Was ist das Neue Testament? Ist es reine Geschichte, wie sie unsere Schulbücher über die europäische, asiatische und amerikanische Vergangenheit und andere Ereignisse berichten? Ist es Philosophie oder Theologie? Oder ist es der, Mythos, der einen 'vollkommenen Menschen' als Beispiel hinstellt, der im Laufe der Charakter-Schulung das Ziel erreichte, daß seine essentielle Fähigkeit voll zum Ausdruck gebracht wird?

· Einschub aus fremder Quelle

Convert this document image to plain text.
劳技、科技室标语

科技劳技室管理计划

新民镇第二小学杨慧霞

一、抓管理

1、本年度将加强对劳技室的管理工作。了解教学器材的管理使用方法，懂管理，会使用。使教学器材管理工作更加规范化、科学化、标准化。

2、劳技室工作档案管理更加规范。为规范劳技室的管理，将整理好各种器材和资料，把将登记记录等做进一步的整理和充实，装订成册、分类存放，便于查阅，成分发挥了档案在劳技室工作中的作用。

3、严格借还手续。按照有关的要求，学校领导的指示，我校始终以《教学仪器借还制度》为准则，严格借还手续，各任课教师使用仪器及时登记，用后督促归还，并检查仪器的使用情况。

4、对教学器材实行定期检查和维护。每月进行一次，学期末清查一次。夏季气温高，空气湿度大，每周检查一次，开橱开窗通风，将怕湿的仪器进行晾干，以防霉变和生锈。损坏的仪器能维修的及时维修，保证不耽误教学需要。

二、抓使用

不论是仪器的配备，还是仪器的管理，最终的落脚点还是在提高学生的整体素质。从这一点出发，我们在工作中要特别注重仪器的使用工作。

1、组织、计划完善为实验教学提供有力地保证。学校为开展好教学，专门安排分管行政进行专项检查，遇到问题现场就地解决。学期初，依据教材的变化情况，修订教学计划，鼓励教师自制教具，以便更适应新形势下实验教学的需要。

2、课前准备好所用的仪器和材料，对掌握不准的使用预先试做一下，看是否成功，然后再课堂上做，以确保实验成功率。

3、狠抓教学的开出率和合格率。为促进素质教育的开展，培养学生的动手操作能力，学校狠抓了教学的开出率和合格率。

Über diese Fragen ist in kirchlichen Kreisen schon lange diskutiert worden, doch erst in letzter Zeit nimmt die breite Öffentlichkeit an der Diskussion teil, ganz besonders nach der Entdeckung der Rollen vom Toten Meer im Jahre 1947 und der früher gefundenen, aber möglicherweise wichtigeren Bibliothek der gnostischen Christen in Nag Hammadi in Ägypten. Weiteres Aufsehen erregte gerade The Passover plot, A New Interpretation of the Life and Death of Jesus, (Die Passions-Geschichte, eine neue Interpretation vom Leben und Sterben Jesu) von Dr. Hugh J. Schonfield, einem Wissenschaftler und Kenner der Geschichte der ersten Jahrzehnte n. Chr. Dieser Beitrag soll keine Buchbesprechung sein, sondern zu deuten versuchen, warum das Neue Testament ein Stein des Anstoßes für Historiker ist, denen es gleichgültig ist. Sie versuchen es in geschichtliche Formen zu zwängen. Aber das geht mit diesem Buch nicht; es ist ein Vademecum, ein Leitfaden, der dem Menschen zeigt, wie er dem Vorbild Christi immer ähnlicher werden kann, indem er mehr oder weniger den Christos, der latent in uns allen ist, zum Vorschein bringt.

Viele Christen wissen vielleicht nichts von der religiösen Inbrunst, die die Einwohner Judäas unter der römischen Besetzung ergriffen hatte und mit der sie verzweifelt das Kommen des Messias, des "Gesalbten" erwarteten, der die Gläubigen in die neue Ära des "Reiches Gottes" führen sollte. An vielen Orten brachen kleinere Auflehnungen gegen die Römer aus und brachten diesen und jenen hervor, der den Ruf eines Messias beanspruchte. Dr. Schonfields Tatsachensammlung gibt die Atmosphäre von Zeit und Ort wieder, in der das uns vertraute Christentum entstanden war. Zu seinem Hauptthema gehört jedoch, daß Jesus sich selbst überzeugt hatte, daß er der 'Messias aus dem Hause David' war - der auserwählte politische Führer, der die Menschheit in das Reich Gottes zu führen hatte. Um dies zu erreichen und andere zu überzeugen, plante er Ereignisse, die in Übereinstimmung mit den alten Weissagungen des jüdischen Volkes standen. Dabei ersann Jesus schließlich seine eigene Kreuzigung, wobei er nicht beabsichtigt hatte, am Kreuz zu sterben, sondern zu überleben und dadurch der 'leidende Heiland' des Propheten Jesaja zu werden.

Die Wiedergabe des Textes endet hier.